ここからさらに、「強姦から始まる2人の関係」説。

物語の大半は強姦から始まり、当人同士が最初から納得した上でのいわゆる和姦はとても少ないんです。身分がほどほどにつり合う貴族男性女性が通常の手続き踏んで結婚する場合、
手紙のやり取り
   ↓
男性をよく知る女房たちが姫に吹聴
   ↓
親たちがウラで結婚の段取り
   ↓
ある晩、屋敷内の空気の異変にちょっと不安になってる姫のもとに男性が。
という段取りがあることを知っていますが、寝所に来る男への愛情が今だわかない限り、男の行為はそれはそれは怖ろしく、抵抗せずにはいられない…ゆえに当時の結婚は女にとって限りなく強姦に近いものだった、という著者の説はかなり納得できるものでした。
関連としてWikiに、
>>『源氏』などのセックスの多くは強姦であると論じ、三田村雅子らの反論を呼んだ
とあります。瀬戸内寂聴大塚ひかり氏などは今井氏寄りかな。

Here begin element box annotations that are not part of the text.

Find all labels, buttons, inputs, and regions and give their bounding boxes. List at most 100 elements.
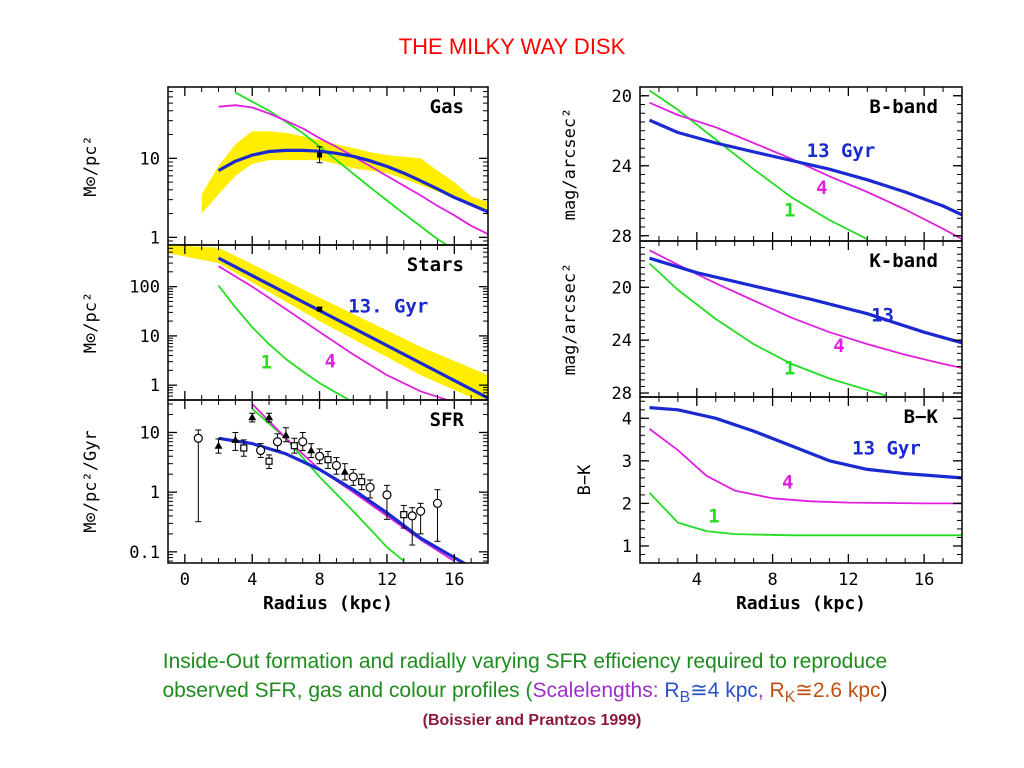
x-axis: 4 8 12 16 Radius (kpc) [639, 397, 963, 614]
data-point [416, 502, 426, 535]
y-tick-label: 28 [612, 384, 632, 404]
observed-range-band [168, 245, 488, 400]
caption-close: ) [880, 679, 888, 702]
data-point [316, 146, 323, 164]
y-tick-label: 0.1 [129, 543, 160, 563]
panel-label: B-band [869, 96, 938, 118]
y-tick-label: 10 [140, 149, 160, 169]
y-axis: 1 10 [140, 86, 488, 248]
y-axis-label: M⊙/pc²/Gyr [81, 430, 101, 532]
model-curve-1 [217, 285, 352, 400]
plot-area [648, 406, 962, 537]
rk-scalelength: RK≅2.6 kpc [769, 679, 881, 707]
data-point [324, 450, 332, 469]
curve-annotation: 4 [833, 335, 844, 357]
x-tick-label: 8 [767, 570, 777, 590]
y-tick-label: 1 [622, 537, 632, 557]
plot-area [648, 249, 962, 397]
y-tick-label: 24 [612, 331, 632, 351]
citation: (Boissier and Prantzos 1999) [422, 712, 642, 729]
plot-area [201, 91, 488, 245]
data-point [314, 448, 325, 465]
data-point [240, 439, 248, 457]
curve-annotation: 13 Gyr [852, 437, 921, 459]
x-tick-label: 12 [838, 570, 858, 590]
x-axis [639, 241, 963, 397]
y-tick-label: 1 [150, 483, 160, 503]
model-curve-4 [218, 265, 451, 400]
rb-scalelength: RB≅4 kpc [664, 679, 758, 707]
caption-separator: , [757, 679, 770, 702]
data-point [281, 427, 290, 443]
x-tick-label: 0 [180, 570, 190, 590]
curve-annotation: 1 [261, 351, 272, 373]
model-curve-4-gyr [218, 104, 488, 235]
y-tick-label: 3 [622, 452, 632, 472]
data-point [256, 443, 266, 459]
model-curve-13-gyr [217, 256, 488, 400]
data-point [298, 431, 308, 451]
slide-title: THE MILKY WAY DISK [398, 34, 626, 59]
panel-label: SFR [430, 409, 465, 431]
model-curve-13 [649, 256, 962, 345]
curve-annotation: 13 [871, 305, 894, 327]
x-tick-label: 4 [247, 570, 257, 590]
y-axis: 0.1 1 10 [129, 403, 488, 563]
gas-panel: 1 10 M⊙/pc² Gas [81, 86, 489, 248]
y-axis-label: B−K [575, 464, 595, 495]
y-axis: 1 2 3 4 [622, 400, 962, 564]
model-curve-13-gyr [649, 406, 962, 480]
observed-range-band [201, 131, 488, 214]
data-point [400, 504, 408, 529]
stars-panel: 1 10 100 M⊙/pc² Stars 13. Gyr 4 1 [81, 244, 489, 401]
x-tick-label: 16 [444, 570, 464, 590]
x-tick-label: 8 [314, 570, 324, 590]
data-point [365, 479, 375, 499]
x-axis [639, 87, 963, 241]
caption-line1: Inside-Out formation and radially varyin… [162, 650, 888, 673]
model-curve-1 [648, 89, 868, 241]
caption-line2: observed SFR, gas and colour profiles (S… [0, 678, 1024, 707]
y-tick-label: 1 [150, 376, 160, 396]
y-tick-label: 100 [129, 278, 160, 298]
curve-annotation: 1 [708, 506, 719, 528]
y-axis: 1 10 100 [129, 244, 488, 401]
x-axis: 0 4 8 12 16 Radius (kpc) [167, 400, 489, 614]
y-tick-label: 1 [150, 228, 160, 248]
data-point [290, 437, 298, 454]
model-curve-1 [648, 492, 962, 537]
data-point [307, 443, 316, 459]
model-curve-1-gyr [234, 91, 449, 245]
data-point [248, 412, 257, 423]
sfr-panel: 0.1 1 10 0 4 8 12 16 Radius (kpc) M⊙/pc²/Gyr SFR [81, 399, 489, 614]
y-tick-label: 10 [140, 327, 160, 347]
data-point [231, 431, 240, 451]
panel-frame [167, 399, 489, 564]
x-axis-label: Radius (kpc) [263, 593, 393, 614]
x-tick-label: 12 [377, 570, 397, 590]
plot-area [193, 403, 467, 563]
data-point [272, 433, 283, 451]
model-curve-4 [648, 428, 962, 505]
curve-annotation: 1 [784, 358, 795, 380]
y-tick-label: 4 [622, 409, 632, 429]
x-axis-label: Radius (kpc) [736, 593, 866, 614]
data-point [265, 454, 273, 469]
y-axis: 20 24 28 [612, 240, 962, 404]
data-point [358, 473, 366, 491]
y-tick-label: 28 [612, 227, 632, 247]
curve-annotation: 4 [782, 472, 793, 494]
y-axis-label: mag/arcsec² [560, 108, 580, 221]
curve-annotation: 1 [784, 200, 795, 222]
y-axis-label: mag/arcsec² [560, 263, 580, 376]
data-point [432, 489, 443, 542]
y-axis-label: M⊙/pc² [81, 135, 101, 196]
model-curve-4 [649, 101, 962, 240]
model-curve-1 [251, 408, 405, 562]
model-curve-1 [648, 262, 887, 397]
y-tick-label: 20 [612, 278, 632, 298]
curve-annotation: 13. Gyr [348, 295, 428, 317]
panel-label: B−K [904, 406, 939, 428]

三田村雅子氏の非強姦説も知りたいところ。

ひどい結婚といえば、玉鬘や宇治十帖中の君。平安当時の男にとって強姦て日常茶飯事?
強姦しつつ、身分高いその女性に尊敬の念を抱き続ける(柏木-女三の宮、光-藤壺)とか、現代人からしたらありえん話です。


・宇治の大君の死

極度の心痛による自律神経失調(と思われる)の果てに自殺。自殺を願望して飲食受け付けずに死んだのだから、病死ではなく自分の意思で死んだ大君。それと、投身自殺を決行した浮舟。『あの世』を見てきたかのように克明に描く『往生要集』で自殺者の行き着く先は知っていただろうに、地獄への恐怖は自殺を思いとどまらせるほどではなかったんでしょうか。
「このまま生きて世間の笑い者になりたくない」という思いの方が、堕地獄の恐怖より強かったということです。
あと平安時代の自殺事情。自殺は禁止されているのにも関わらず、僧侶の自殺=いわゆる捨身(しゃしん)行為が多数見られます。入水・断食・焼身など。そしてそれらの行為が堕地獄行きではなく、衆生済度に連なる慈悲行為として許されているのです。なぜなら高位の僧侶の捨身(自殺)は、奇瑞を見せるそうな。でも自殺に失敗したら見物人らにののしり笑われたそうです。